Jeff co-founded the Weather Underground in 1995 while working on his Ph.D. He flew with the NOAA Hurricane Hunters from 1986-1990.
By: Dr. Jeff Masters , 11:26 AM GMT on 四月 19, 2012
Today is my last day in Ponte Vedra Beach, Florida, where 700 of the world's hurricane experts are gathered to attend the 30th Conference on Hurricanes and Tropical Meteorology of the American Meteorological Society. It's been a great week of learning and catching up with old friends, and I present below a few final summaries of talks I attended.
Impact of Tropical Cyclones on drought alleviation in the Atlantic and Gulf Coasts
Dr. Pat Fitzpatrick of the Stennis Space Center in Mississippi discussed how landfalling tropical storms and hurricanes can alleviate drought. The biggest winner tends to be the Southeast U.S. states of Florida, Georgia, South Carolina, and North Carolina, where about 20% - 50% of all droughts between 1960 - 2009 were busted by a landfalling tropical storm or hurricane. It is uncommon for Texas to see a drought busted; less than 10% of all Texas droughts have been ended by a hurricane or tropical storm. This occurs because the Southeast U.S. can receive heavy rains from hurricanes moving up the East Coast, or moving through the Gulf of Mexico, while relatively few storms track over Texas. Over the course of a year, hurricanes and tropical storms contribute 15 - 20% of rain along the Gulf Coast, and 3 - 16% along the East Coast. The length of a drought does not seem to affect whether a drought can be ended by a hurricane or not. Hurricanes have been able to end both short (< 3 month) and long (> 12 month droughts) equally well.
Figure 1. Example of a drought-busting tropical storm. Moderate drought (Palmer Drought Severity Index, PDSI, ≤ –2.0) was present in 52 percent of the Florida, Georgia, South Carolina, and North Carolina climate divisions in May 2006. The percentage decreased to 29 percent after Tropical Storm Alberto passed through on June 11 - 15, 2006. Image credit: U.S. Drought Monitor.

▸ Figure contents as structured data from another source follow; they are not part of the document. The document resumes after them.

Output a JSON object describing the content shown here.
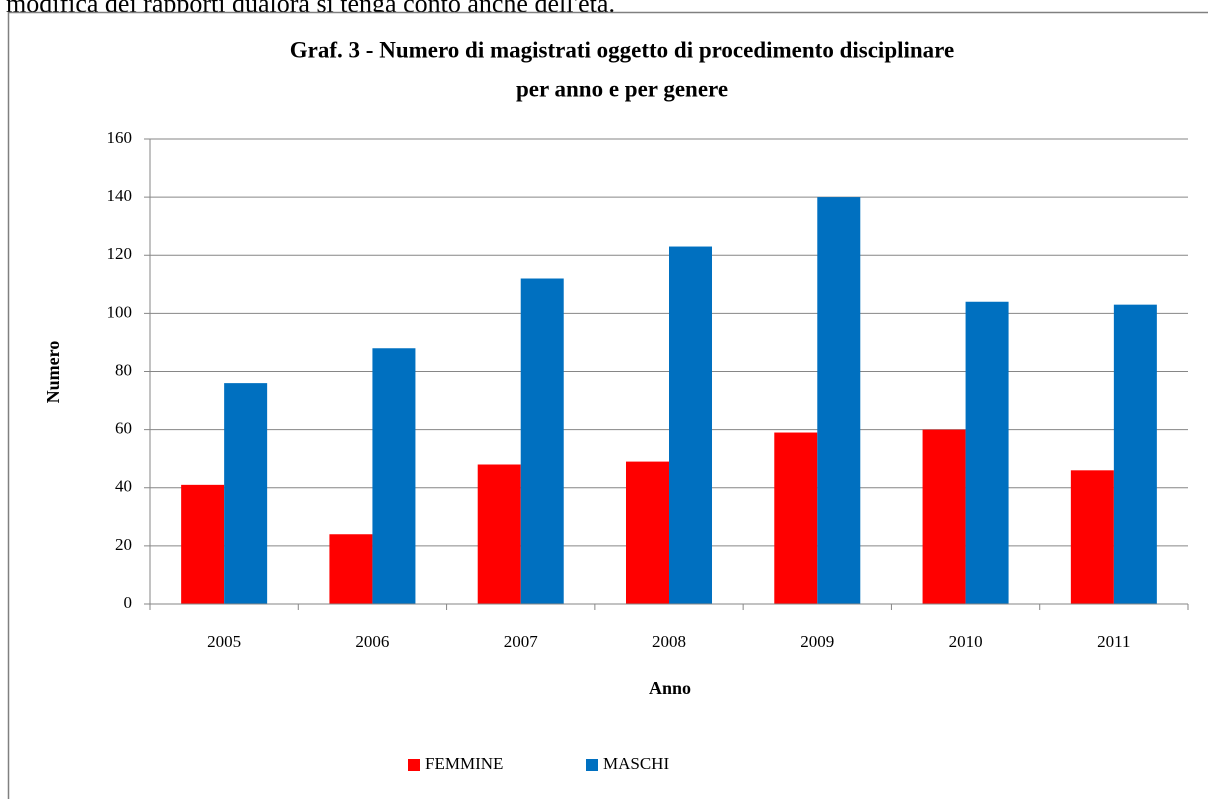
{
  "page_text": "modifica dei rapporti qualora si tenga conto anche dell'età.",
  "chart_data": {
    "type": "bar",
    "title": [
      "Graf. 3 - Numero di magistrati oggetto di procedimento disciplinare",
      "per anno e per genere"
    ],
    "x_label": "Anno",
    "y_label": "Numero",
    "categories": [
      "2005",
      "2006",
      "2007",
      "2008",
      "2009",
      "2010",
      "2011"
    ],
    "series": [
      {
        "name": "FEMMINE",
        "color": "#ff0000",
        "values": [
          41,
          24,
          48,
          49,
          59,
          60,
          46
        ]
      },
      {
        "name": "MASCHI",
        "color": "#0070c0",
        "values": [
          76,
          88,
          112,
          123,
          140,
          104,
          103
        ]
      }
    ],
    "ylim": [
      0,
      160
    ],
    "yticks": [
      0,
      20,
      40,
      60,
      80,
      100,
      120,
      140,
      160
    ],
    "grid": true,
    "legend": "bottom"
  }
}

Figure 2. Rainfall in inches from the passage of Tropical Storm Alberto in 2006. Image credit: NOAA/HPC.
According to the U.S. drought monitor, over 90% of the area of Florida, Georgia, South Carolina, and North Carolina are currently in moderate to exceptional drought. There is 1 - 2 inches of rain coming to much of the region over the next few days, but that will not be enough to bust the drought. Based on Dr. Fitzpatrick's research, there is a 20% - 50% chance that the drought will be broken by a tropical storm or hurricane. The first storm on the list in 2012 is Alberto again; let's hope we get another Alberto this year that imitates the 2006 version of Alberto.
Patterns of rapid intensification
Peter Yaukey of the University of New Orleans studied patterns of hurricane rapid intensification in the Atlantic from 1950 - 2009. The Gulf of Mexico and Caribbean saw the most rapid intensification events, and the Northeast Atlantic the fewest. Interestingly, he found that rapid intensification events did not peak in September, but tended to be more common in June and July. Hurricane are less likely to intensify in the late afternoon and early evening (near 00 UTC), and more likely to intensify just after midnight, at 06 UTC.